Much of the day was then lost on Thursday due to light rain in the morning.
“It’s not a dispute between opposing unions,” Mr Stephenson said.
“There will be people who will want to characterise it as a demarcation dispute but it’s not. We are in discussion with the other unions about demarcation but these issues will be sorted out.
“They actually share our concerns about the working conditions on this site.
“There is a palpable atmosphere of fear and intimidation here which we see as coming from certain management personnel on this job.
“We believe these standover tactics and intimidation culminated in a worker being assaulted.”
He said he believed that the two people allegedly implicated in the assault may have been workers on the site, not members of an opposing union, but that management was knowingly complicit in the actions which led up to the assault.
Normal work practices
“There’s no way they would have done this on their own,” he said.
“This is about management on this job wanting to be able to complete this job without normal scrutiny and without regard to safety and normal workplace representation.
“Our presence here today is about our ongoing efforts to get management to acknowledge their responsibility to have a construction project which is safe and which also allows normal workplace democracy.
“There can’t be any clearer message to a workforce when a person is assaulted that if you don’t want to be sacked or for this to happen to you, you keep your mouth shut and get on with it.

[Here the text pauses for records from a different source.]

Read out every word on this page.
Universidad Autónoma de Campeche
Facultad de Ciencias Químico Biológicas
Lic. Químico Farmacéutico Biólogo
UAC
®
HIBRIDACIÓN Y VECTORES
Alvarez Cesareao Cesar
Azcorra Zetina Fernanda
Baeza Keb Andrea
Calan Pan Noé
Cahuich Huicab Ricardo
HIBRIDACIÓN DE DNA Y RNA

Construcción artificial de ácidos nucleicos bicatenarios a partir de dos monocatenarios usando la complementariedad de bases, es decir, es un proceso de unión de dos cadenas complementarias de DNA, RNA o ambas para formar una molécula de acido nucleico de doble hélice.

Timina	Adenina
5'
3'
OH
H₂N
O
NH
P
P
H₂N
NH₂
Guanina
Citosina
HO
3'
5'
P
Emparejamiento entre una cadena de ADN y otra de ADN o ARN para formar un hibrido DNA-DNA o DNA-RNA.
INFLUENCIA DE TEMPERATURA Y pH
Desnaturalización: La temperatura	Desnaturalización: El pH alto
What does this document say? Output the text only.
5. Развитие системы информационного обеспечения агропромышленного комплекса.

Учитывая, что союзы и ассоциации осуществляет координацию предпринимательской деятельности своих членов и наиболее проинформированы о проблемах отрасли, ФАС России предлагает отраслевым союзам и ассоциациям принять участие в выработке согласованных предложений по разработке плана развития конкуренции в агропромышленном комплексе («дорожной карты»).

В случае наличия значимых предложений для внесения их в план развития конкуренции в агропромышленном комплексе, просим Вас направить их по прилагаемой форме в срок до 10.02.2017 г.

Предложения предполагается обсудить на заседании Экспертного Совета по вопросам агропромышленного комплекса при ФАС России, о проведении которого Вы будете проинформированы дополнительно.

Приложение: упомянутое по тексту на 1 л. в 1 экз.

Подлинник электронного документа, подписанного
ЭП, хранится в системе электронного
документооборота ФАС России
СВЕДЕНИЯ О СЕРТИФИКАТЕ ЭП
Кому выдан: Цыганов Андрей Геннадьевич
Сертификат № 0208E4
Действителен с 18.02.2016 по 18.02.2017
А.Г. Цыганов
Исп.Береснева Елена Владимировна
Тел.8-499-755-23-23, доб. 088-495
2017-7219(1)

“We believe that, at worst, management were co-conspirators in the actions which led up to the assault on the safety officer, or at the very least, have not responded to the incident in a responsible manner.
“That is the point of our action here today, to get management to agree that they need to come to the table and talk to us about the concerns we have.
“To date we have had some discussions but none that we could describe as meaningful.”
He also said that there hadn’t been the usual discussions between the developers and the unions that there would normally be prior the start a project of this scale.
He said it was clear they wanted to keep the unions out.
The spokesperson for Bald Hills P/L Matthew Croome said he could not comment in the alleged assault until the Victorian Police, Fair Work Australia and Work Safe Victoria had finished conducting their investigations.
Mr Croome agreed to provide a statement on levels of local employment, involvement by local contractors and impact on the local economy.